Ignacio Franco Vega conducted a rapid review to identify studies that assessed the reliability of self-reported measures. This focused on studies that contrast self-reported condom use with biological markers of semen exposure. The investigation reviewed 33 studies with contrasting self-reported measures and biomarkers (Prostate-specific antigen and Y-chromosome DNA). Studies were conducted worldwide, but most focused on at-risk groups in sub-Saharan Africa. All studies showed substantial inconsistencies between the two sources. Discrepancies range between 9% to 70% of participants.

However, there are concerns about the validity of the PSA and YcDNA as a biomarker of semen exposure. Several confounding factors might create both false positives and negatives, including the estimated rate of biomarker decay, endogenous presence of PSA in women and non-standardised thresholds for a positive result.
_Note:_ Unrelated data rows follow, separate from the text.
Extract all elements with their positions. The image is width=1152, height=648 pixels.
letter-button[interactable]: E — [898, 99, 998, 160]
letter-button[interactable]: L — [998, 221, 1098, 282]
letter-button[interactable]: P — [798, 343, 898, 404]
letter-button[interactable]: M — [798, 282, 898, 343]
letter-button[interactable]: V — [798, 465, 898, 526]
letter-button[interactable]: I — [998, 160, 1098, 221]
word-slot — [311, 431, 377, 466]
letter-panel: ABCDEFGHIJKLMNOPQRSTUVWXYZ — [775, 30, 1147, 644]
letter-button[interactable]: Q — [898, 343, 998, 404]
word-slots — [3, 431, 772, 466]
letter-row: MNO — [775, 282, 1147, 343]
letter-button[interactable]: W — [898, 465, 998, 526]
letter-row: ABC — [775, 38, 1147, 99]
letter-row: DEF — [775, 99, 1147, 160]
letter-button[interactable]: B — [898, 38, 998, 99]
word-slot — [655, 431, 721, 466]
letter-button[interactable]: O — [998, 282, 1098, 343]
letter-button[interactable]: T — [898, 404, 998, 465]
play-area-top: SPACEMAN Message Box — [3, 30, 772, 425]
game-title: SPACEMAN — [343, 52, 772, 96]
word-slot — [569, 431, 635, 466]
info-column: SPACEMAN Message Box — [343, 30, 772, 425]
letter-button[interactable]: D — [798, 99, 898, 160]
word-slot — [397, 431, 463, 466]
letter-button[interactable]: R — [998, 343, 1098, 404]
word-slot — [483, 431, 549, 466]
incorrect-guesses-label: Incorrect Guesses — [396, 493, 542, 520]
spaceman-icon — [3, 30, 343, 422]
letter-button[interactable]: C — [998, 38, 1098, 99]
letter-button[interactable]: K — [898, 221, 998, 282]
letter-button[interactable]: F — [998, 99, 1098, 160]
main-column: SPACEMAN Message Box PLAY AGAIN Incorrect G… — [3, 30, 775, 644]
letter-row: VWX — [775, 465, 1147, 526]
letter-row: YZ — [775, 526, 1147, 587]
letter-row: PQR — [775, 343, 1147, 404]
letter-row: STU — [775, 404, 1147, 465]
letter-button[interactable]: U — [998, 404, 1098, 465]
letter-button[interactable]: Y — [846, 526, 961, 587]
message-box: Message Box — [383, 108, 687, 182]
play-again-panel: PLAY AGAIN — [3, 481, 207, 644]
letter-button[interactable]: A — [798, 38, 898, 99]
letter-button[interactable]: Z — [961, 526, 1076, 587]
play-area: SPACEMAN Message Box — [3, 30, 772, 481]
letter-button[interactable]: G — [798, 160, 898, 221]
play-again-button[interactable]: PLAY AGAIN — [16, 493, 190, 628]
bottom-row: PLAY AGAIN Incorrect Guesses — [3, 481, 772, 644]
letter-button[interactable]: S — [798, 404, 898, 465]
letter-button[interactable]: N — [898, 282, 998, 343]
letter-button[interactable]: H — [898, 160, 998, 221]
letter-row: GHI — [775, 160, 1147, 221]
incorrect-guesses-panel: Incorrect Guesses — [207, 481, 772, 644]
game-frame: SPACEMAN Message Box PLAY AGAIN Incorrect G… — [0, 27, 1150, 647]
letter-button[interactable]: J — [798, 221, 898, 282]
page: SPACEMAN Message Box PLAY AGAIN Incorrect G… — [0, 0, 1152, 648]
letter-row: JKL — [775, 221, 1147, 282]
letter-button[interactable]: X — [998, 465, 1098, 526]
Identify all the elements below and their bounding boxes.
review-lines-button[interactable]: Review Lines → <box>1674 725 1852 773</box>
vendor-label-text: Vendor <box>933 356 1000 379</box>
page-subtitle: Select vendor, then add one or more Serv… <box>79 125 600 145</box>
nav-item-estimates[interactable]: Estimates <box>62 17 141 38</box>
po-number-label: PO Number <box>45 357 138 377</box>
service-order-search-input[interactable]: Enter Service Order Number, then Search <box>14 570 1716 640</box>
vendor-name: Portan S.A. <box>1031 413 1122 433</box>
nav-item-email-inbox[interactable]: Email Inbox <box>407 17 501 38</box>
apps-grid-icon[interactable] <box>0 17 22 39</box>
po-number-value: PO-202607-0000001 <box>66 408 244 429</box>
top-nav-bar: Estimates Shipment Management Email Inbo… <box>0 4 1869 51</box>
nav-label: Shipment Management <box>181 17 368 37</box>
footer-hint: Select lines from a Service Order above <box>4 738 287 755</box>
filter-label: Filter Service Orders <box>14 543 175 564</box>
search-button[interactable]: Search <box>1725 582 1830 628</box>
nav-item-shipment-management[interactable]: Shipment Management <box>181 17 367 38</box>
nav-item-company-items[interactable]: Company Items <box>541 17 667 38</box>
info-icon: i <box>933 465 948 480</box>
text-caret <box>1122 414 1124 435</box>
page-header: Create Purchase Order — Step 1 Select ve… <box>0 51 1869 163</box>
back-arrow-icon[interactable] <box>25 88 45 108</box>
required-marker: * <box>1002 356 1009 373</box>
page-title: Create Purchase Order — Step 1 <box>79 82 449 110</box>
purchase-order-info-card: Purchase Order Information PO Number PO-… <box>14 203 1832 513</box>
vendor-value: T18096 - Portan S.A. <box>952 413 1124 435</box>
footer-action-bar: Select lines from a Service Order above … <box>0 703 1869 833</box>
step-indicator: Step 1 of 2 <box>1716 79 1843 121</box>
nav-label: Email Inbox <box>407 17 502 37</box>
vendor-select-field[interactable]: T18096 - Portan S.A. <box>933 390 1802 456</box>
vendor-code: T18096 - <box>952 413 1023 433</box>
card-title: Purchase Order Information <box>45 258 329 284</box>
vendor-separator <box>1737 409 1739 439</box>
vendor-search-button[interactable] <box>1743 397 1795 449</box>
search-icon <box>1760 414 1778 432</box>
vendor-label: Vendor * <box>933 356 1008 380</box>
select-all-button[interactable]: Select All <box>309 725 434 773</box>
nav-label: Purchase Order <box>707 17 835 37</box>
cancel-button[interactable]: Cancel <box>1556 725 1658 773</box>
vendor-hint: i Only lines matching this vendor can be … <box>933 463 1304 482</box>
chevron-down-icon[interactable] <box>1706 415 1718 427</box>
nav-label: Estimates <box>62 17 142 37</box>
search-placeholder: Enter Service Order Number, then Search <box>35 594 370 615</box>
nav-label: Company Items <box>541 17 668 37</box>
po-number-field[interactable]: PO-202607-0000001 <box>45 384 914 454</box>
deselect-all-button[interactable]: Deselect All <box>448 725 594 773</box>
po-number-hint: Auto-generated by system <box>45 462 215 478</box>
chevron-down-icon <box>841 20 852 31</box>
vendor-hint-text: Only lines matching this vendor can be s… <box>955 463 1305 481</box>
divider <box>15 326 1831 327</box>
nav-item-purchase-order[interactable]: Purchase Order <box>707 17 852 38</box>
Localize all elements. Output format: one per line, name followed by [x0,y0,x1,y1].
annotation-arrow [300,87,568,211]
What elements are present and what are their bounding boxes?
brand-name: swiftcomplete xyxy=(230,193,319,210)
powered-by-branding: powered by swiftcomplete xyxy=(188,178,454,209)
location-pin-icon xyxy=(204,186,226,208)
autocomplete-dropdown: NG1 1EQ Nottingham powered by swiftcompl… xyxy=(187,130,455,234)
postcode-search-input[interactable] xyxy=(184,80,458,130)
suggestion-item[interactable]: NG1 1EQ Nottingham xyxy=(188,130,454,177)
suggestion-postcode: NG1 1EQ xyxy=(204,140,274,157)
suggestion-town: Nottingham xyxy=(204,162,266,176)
The study found that self-reported measures of condom use are unreliable; scientists and policymakers should be cautious when concluding anything from them. Biomarkers, albeit useful, are far from being a perfect measure.



  • Ignacio Franco Vega
    Social researcher
    Ignacio Franco Vega is a mixed-methods social researcher interested in evidence-based interventions and methodological innovation. He did an MSc in Social Research Methods at LSE and has a PhD in Social and Policy Sciences from the University of Bath; his thesis used a multi-method approach to identify the best way to promote condom use in love hotels in Lima, Perú. He has been working for thirteen years as an independent consultant, helping to design or assess policies on topics ranging from education and health to equality and inclusion. He has been responsible for the research design, data collection, and analysis of multiple projects involving the WHO, British Council, Advance HE, and the Office for Students.